さて、秋田空港においては、冬期間における定時運行の確保に向け、除雪時間の短縮を図るため、昨年度、除雪車両の増強が行われておりますが、その効果はいかがでしょうか。強力な除雪体制により、航空機の円滑な運行を確保することは、秋田空港の魅力度アップに繋がるものと確信しております。
しかしながら、除雪車両の保管場所である格納庫が不足しており、屋外で保管している状況であると聞いております。
除雪車両は、適切に保管することにより故障が減り、耐用年数も延びると考えられるため、早期に格納庫を整備すべきではないでしょうか。また、民間に管理を任せることを想定した場合においても、適切な除雪体制の確保を図るためには、格納庫の整備は必要であると思いますが、いかがでしょうか。

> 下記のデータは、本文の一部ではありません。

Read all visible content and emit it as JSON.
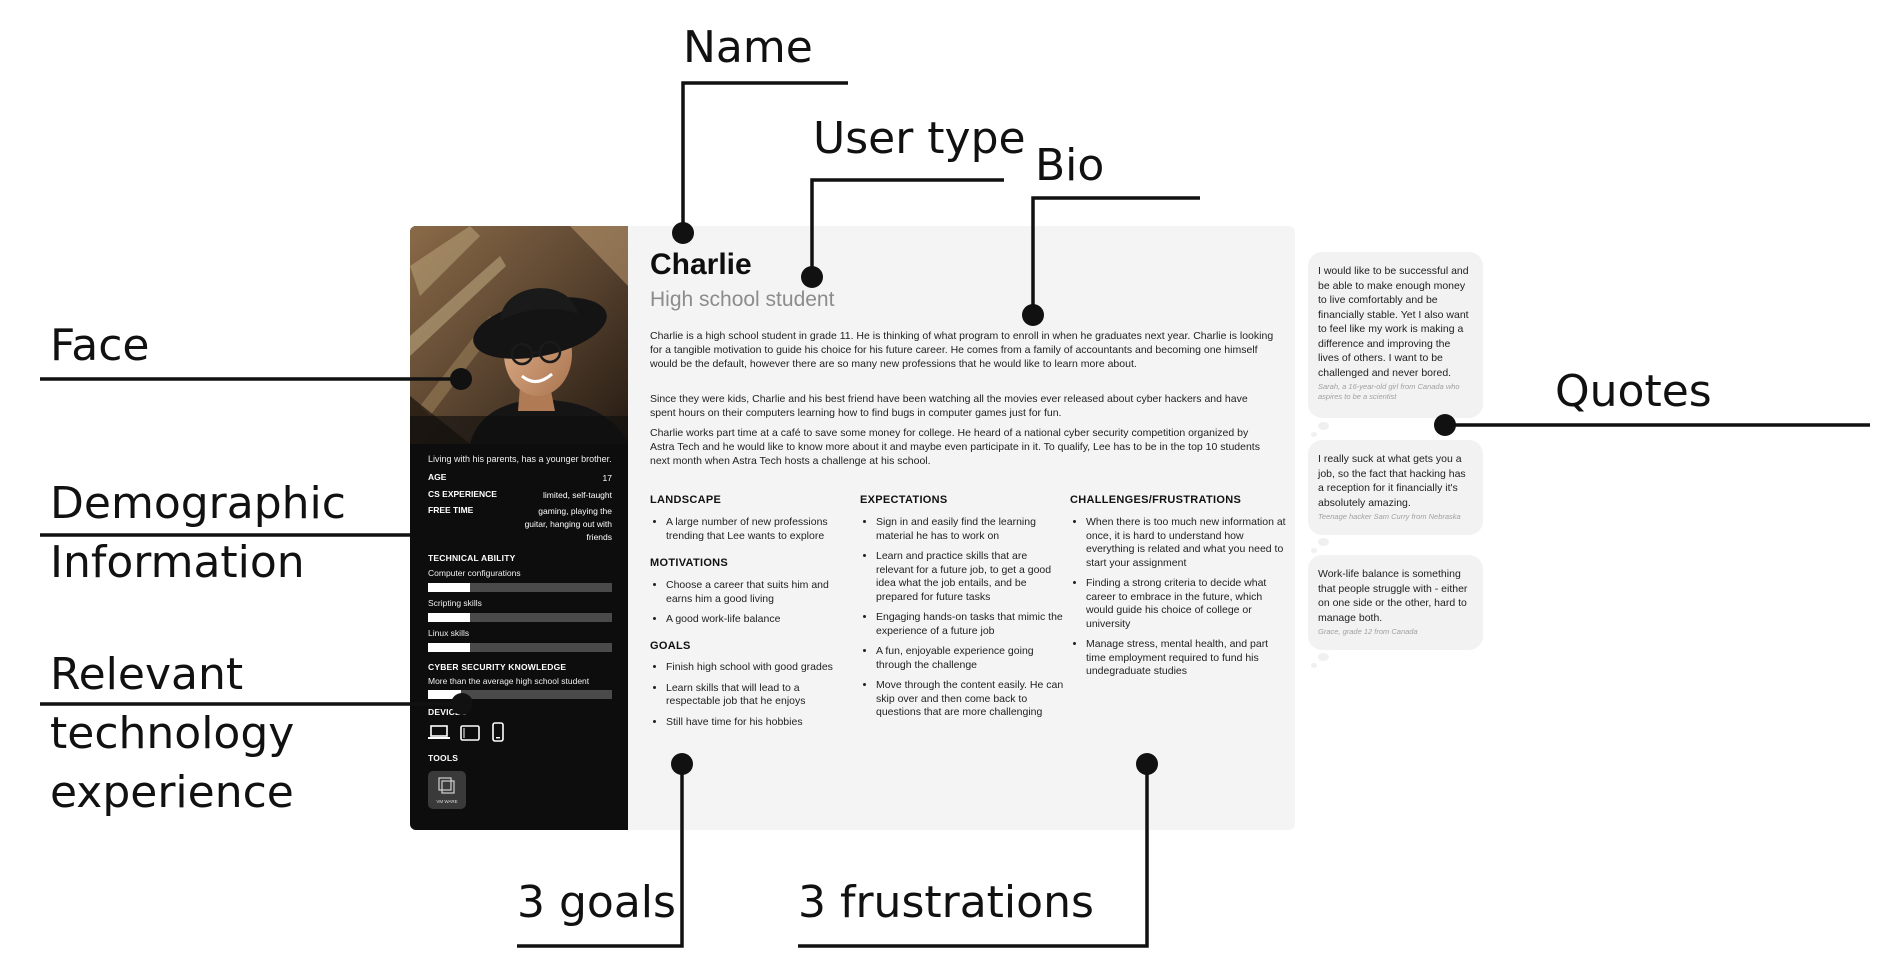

最後の質問となりますが、「未来を担う人づくり」についてお伺いします。
これまでいろいろ申し上げてきましたが、「あきた未来総合戦略」にしても、これからの秋田の将来を支える人材を育成することが最も重要であることは申すまでもありません。
県の新年度予算案には、少人数学習の推進事業として、県独自の三〇人程度学級を新たに小学校六年生に導入するため、七億九、六〇〇万円を計上しています。
これで、義務教育の全学年が対象となり、全国トップレベルの学力と不登校出現率等の低さ全国一位という秋田の教育環境のさらなる充実が図られるものと期待しています。
一方、全国上位にある本県の結果をめぐり、あまり好意的ではない声、特に高校からの教育について問題視する論評があり、そこは傾聴すべき点もあると思います。
いずれにしても、秋田の未来を担うのは、秋田の子どもたち、若者であります。
現に、日銀の野見山秋田支店長と日本政策金融公庫の星秋田支店長の、秋田への提言で共通している点は、秋田の将来を担う人材の確保と若者の定着についてです。
お二人は、「人口減少を抑制するには、本県の良さを十分に生かした施策が必要であり、先進的な教育県であれば、子どもたちに郷里の良さを教え将来地元に戻って起業を志すマインドを培うキャリア教育を進めてはどうだろう。長い目で見た場合、人口減に歯止めをかける取り組みも期待できる。」と提言しています。
そこでお尋ねしますが、「未来を担う人づくり」について、改めて知事のご見解をお聞かせください。
以上で、通告の質問は終了しますが、・・
最後に、一言申し上げます。
「ファースト・ペンギンであれ!」
「ペンギンは鳥やけど、空を飛べない。しかし大きな海を素早く泳ぐことができる。そやけど、海の中は危険がいっぱいや。どんな敵や困難が待ち受けているかも分からん。そんな時に、群の中から一番先に飛び込む勇気あるペンギンのことを『ファースト・ペンギン』と言うんです!」
これは、毎朝放映中のNHK連続テレビ小説「あさが来た」で、五大とも友あつ厚が主人公のあさに対して、「ファースト・ペンギンはあなたです。」と言った、非常に印象に残る場面です。
かつて、秋田にはTDK創業者の齊藤憲三氏、種苗交換会の先覚者で農業の賢人、石川理紀之助氏、田沢湖線開通に心血を注いだ榊田清兵衛氏など多くの先駆的な偉人がいました。
今秋田に必要なのは、若者の潜在力、「ファースト・ペンギン」たちなのです。
ご清聴ありがとうございました。